Nana Defends Reparation Claims

“Even before these discussions of reparations conclude, the entire continent of Africa deserves a formal apology from the European nations involved in the slave trade for the crimes and damage it has caused to the population, psyche, image, and character of the Africans the world over,”

President Akufo-Addo has justified his campaign for compensation for countries affected by the effects of transatlantic slave trade, especially Africans.

For him, the call by Africans and Africans in the diaspora for the payment of reparations by European nations who carried out those acts some 400 years ago is not a plea for alms but a demand for justice.

This was when he addressed the maiden edition of the Accra Reparations Conference (ARC 2023) held in the capital city.

He was of the belief that reparations for Africa and Africans are long overdue, noting that victims of other injustices in human history have rightly received reparations and that, Africans deserve the same for the damage caused by the transatlantic slave trade.

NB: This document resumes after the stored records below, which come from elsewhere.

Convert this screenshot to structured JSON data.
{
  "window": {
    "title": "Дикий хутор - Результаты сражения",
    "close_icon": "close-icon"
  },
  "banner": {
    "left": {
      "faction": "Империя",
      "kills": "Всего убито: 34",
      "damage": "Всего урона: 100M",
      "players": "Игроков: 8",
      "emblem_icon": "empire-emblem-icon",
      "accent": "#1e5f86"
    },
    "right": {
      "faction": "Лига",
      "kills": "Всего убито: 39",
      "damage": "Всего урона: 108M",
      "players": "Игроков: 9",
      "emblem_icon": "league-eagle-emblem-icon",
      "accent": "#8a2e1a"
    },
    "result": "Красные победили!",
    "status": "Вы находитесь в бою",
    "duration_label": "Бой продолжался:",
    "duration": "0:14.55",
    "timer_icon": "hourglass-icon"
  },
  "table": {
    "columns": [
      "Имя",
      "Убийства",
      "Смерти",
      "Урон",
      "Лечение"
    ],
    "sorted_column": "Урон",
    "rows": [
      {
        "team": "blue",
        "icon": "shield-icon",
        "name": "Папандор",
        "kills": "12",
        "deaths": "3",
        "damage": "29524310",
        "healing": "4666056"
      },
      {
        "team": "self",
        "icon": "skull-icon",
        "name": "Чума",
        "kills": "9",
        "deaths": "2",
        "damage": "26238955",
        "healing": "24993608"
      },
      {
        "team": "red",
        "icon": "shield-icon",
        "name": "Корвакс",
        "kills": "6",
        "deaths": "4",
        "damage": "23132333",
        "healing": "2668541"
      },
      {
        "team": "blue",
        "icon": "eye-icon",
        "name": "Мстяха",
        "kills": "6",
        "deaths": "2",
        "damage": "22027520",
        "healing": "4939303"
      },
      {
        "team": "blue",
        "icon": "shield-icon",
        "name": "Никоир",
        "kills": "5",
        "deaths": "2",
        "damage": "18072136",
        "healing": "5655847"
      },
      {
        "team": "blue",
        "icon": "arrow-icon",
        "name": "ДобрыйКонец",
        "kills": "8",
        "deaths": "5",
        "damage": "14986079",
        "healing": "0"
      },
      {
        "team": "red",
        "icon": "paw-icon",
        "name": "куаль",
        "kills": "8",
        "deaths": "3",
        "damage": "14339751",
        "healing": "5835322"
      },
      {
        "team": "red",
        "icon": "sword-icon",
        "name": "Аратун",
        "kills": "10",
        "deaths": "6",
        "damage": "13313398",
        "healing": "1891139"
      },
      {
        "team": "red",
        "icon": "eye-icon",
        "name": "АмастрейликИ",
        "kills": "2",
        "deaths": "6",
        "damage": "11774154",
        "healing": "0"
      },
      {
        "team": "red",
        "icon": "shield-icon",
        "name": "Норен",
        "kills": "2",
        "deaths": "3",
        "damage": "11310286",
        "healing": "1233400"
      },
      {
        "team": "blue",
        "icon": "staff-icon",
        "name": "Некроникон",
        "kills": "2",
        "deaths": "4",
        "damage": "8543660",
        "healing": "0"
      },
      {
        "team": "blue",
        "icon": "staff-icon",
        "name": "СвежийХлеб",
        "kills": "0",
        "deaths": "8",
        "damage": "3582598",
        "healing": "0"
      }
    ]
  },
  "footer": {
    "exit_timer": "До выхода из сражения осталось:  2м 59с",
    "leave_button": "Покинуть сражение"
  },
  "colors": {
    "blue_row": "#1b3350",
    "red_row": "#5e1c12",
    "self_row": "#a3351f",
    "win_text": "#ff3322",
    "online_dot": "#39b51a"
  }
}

“The call for reparation is not a plea for alms but a valid demand for justice. If reparations can rightly be paid to victims and the descendants of victims of the Holocaust, so can reparations also be paid to the descendants of the victims of the slave trade.  It has been four hundred years, and we want to bring closure to this tragedy,” he pointed out.

President Akufo-Addo, who is leading the charge for reparations said, “it began with some 20 slaves from West Africa being forcefully sent in 1619 to the commonwealth of Virginia, in what was to become part of the United States of America. This initial action was the first of 36,000 voyages to and from Africa which resulted in some 20 million Africans from Central and West Africa being sold into slavery in the Americas and the Caribbean.”

He said when the British ended slavery, all the owners of enslaved Africans received reparations to the tune of some 20 million pounds sterling, the equivalent to some 20 billion pounds sterling but enslaved Africans themselves did not receive a penny.

“Likewise, in the United States of America, owners of slaves received $300.00 for every slave they owned, the slaves themselves, received nothing. Take the case of Haiti, which had to pay reparations amounting to 21 billion United States dollars to French slave owners in 1825 for the victory of the Haitian revolution, the first in the Americas and the Caribbean which freed the slaves,” he said.

“It was a payment made under duress that impoverished Haiti throughout the 19th century until today. Native Americans received and continue to receive reparations, Japanese-American families who were incarcerated in internment camps in America during World War II, received reparations. Jewish people, six million of whom perished in the concentration camps in “Hitlerised” Germany, received reparations including homeland grants and support,” he said.

Demand For Apology

He took the opportunity to also call on Africa’s “slave masters” to render a formal apology to the entire continent for carrying out the slave trade “crime”.

“Even before these discussions of reparations conclude, the entire continent of Africa deserves a formal apology from the European nations involved in the slave trade for the crimes and damage it has caused to the population, psyche, image, and character of the Africans the world over,” President Akufo-Addo remarked.

The conference was organised by the Government of Ghana in close collaboration with the African Union (AU) Commission.

In her solidarity statement, Deputy Chairperson of the African Union Commission, Dr. Monique Nsanzabaganwa said the demand for reparations is not an attempt to rewrite history or to continue the cycle of victimization, but a call to recognise the undeniable truth and right the wrongs that have gone unpunished for far too long and continues to thrive presently.

“Reparations are more than merely financial transactions; they are a moral and ethical obligation. They represent our acknowledgment of past wrongs and, more importantly, the resolve to make amends,” Dr. Nsanzabaganwa said.